Review Summary: The only seasonal album you'll need during the coming year.3 of 3 thought this review was well written
For an album that’s just over hour, with seven tracks, all averaging over seven minutes, 50 Words for Snow
gracefully wafts by as if you hadn’t even realised. The realisation of such an album in a tangible form is particularly pertinent given Kate Bush’s well-ripened voice and perceptive lyricism, all of which suit the work’s lace and lining. It ends with “Among Angels” just as serenely to which it began with “Snowflake”, with an assortment of curious wintery-themed topics along the way. Its new-age sonorities caress your ears between Kate’s own haunting piano, Danny Thomson’s lonesome bass lines and the sparse percussion from Steve Gadd. During the interims you’ll listen for the subtleties, the spacious atmosphere, the allusions to snow, reflection, and that’s only the first three tracks. The remainder of them use similar arrangements, only punctuated by the inclusion of familiar synthesisers and guitar.
But before you begin to think this is missing the whim of her pen underneath dense melodies and other devices, she reminds us that her lyrics are still curiously engaging. One example is the relatively upbeat title track, which she claims is driven by the myth that Eskimos have their own 50 words for snow. Here she shows us that she has her own collection. During the song's course, guest Stephen Fry dishes out the 50 expressions one by one, stopping momentarily for Kate’s wailing chorus citing where he’s up to: “C’mon Joe you’ve got 44 to go” she repeatedly cries, to which he then continues. Some of the terms are mildly comical (“bad for trains” / “sorbet-deluge”
), while others are unashamedly abstract (“boomerangablanca” / “spangladasha”

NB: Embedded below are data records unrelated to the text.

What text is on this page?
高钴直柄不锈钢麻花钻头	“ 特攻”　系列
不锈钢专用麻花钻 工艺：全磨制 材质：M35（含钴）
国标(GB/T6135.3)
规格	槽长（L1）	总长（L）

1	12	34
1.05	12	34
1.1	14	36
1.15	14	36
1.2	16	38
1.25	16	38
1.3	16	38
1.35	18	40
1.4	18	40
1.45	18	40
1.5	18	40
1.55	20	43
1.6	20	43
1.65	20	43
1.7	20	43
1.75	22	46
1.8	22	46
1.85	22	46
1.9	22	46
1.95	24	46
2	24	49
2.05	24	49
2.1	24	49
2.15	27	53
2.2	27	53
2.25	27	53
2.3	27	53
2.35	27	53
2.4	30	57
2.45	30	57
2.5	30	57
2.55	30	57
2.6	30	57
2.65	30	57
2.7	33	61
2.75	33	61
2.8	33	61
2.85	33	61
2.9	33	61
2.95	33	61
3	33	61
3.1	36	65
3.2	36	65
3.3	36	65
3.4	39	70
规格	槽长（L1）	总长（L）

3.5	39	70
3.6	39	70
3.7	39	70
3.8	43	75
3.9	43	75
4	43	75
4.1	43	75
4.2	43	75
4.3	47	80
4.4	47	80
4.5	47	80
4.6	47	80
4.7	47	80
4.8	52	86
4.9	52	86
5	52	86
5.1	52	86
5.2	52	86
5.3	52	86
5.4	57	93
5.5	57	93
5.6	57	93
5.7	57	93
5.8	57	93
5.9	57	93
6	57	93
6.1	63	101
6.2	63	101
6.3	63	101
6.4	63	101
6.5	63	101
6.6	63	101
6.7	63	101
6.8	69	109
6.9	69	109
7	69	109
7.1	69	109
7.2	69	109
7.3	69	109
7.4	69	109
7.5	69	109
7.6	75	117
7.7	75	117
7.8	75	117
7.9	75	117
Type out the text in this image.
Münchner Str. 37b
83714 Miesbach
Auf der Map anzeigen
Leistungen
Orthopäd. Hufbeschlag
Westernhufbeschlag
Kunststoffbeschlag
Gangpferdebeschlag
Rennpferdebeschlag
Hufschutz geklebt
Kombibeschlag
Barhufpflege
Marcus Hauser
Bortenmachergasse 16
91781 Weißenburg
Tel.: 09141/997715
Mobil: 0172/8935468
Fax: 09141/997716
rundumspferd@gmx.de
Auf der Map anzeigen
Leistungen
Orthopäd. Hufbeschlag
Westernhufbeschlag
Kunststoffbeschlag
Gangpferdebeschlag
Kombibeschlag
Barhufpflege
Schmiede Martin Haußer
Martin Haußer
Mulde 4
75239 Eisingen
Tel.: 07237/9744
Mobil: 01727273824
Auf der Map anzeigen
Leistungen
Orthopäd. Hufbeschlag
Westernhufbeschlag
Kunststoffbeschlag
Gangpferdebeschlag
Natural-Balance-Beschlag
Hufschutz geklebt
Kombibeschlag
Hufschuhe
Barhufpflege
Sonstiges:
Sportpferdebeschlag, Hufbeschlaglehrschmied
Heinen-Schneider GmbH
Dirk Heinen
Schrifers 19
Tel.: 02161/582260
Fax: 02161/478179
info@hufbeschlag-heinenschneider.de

), the 50th word being just “snow”
itself. It all proves that Kate’s humorous endeavours are still present. Amid the stark musical contrast, you perhaps wouldn’t have realised if it weren’t for Fry’s playful warmth.
An enthusiasm for lyrical exploration is an element she’s always has thrived in; after all, she’s earlier sung about a nuclear fallout experience of an unborn child, the digits of Pi, and almost everything in between -- a more light hearted love-tale about a melting snowman (“Misty”) and the aforementioned 50 expressions for snow are really just some icing on the cake. They give air to what would otherwise be fairly sombre music, breathing life into the album’s otherworldly uncertainties.
There are equally as many more poignant topics at hand. “Snowflake” uses blanketing snow to symbolise the silencing of a loud and busy world, with one snowflake in particular driving a sense of intimacy with its seeker. “Now I’m falling / look up you will see me”
is softly claimed by her son, Albert, among a lingering piano. Kate replies gently with “The world is so loud, keep falling, I’ll find you”
. Then there is the potent duet “Snowed In At Wheeler Street”, featuring Elton John
. The song expresses a couple’s misplaced love, their reunion, and their desire the never fall apart, penning the significant years 1942 and 2001 along the way through verse. Together they dance gracefully along the lines of “I don’t want to lose you”
, marking the album’s most powerful moment.
Evidently, she’s recruited a variety of male performers to swap lines with; in each case they’ve worked perfectly. And as each section unfurls you get the sense that Kate is utterly at home with her music, unlike the wobbly rewrites from earlier this year. She sounds as comfortable with ambience as she ever has before, embracing its every possibility, and proving her quirky flair is omnipresent through welcoming lyricism; coupled together they work almost every time. Even though for some it may take a few listens to fully appreciate, 50 Words for Snow
is easily one of this year’s most attractive albums that works effectively as background music, or as a diversion from busy life.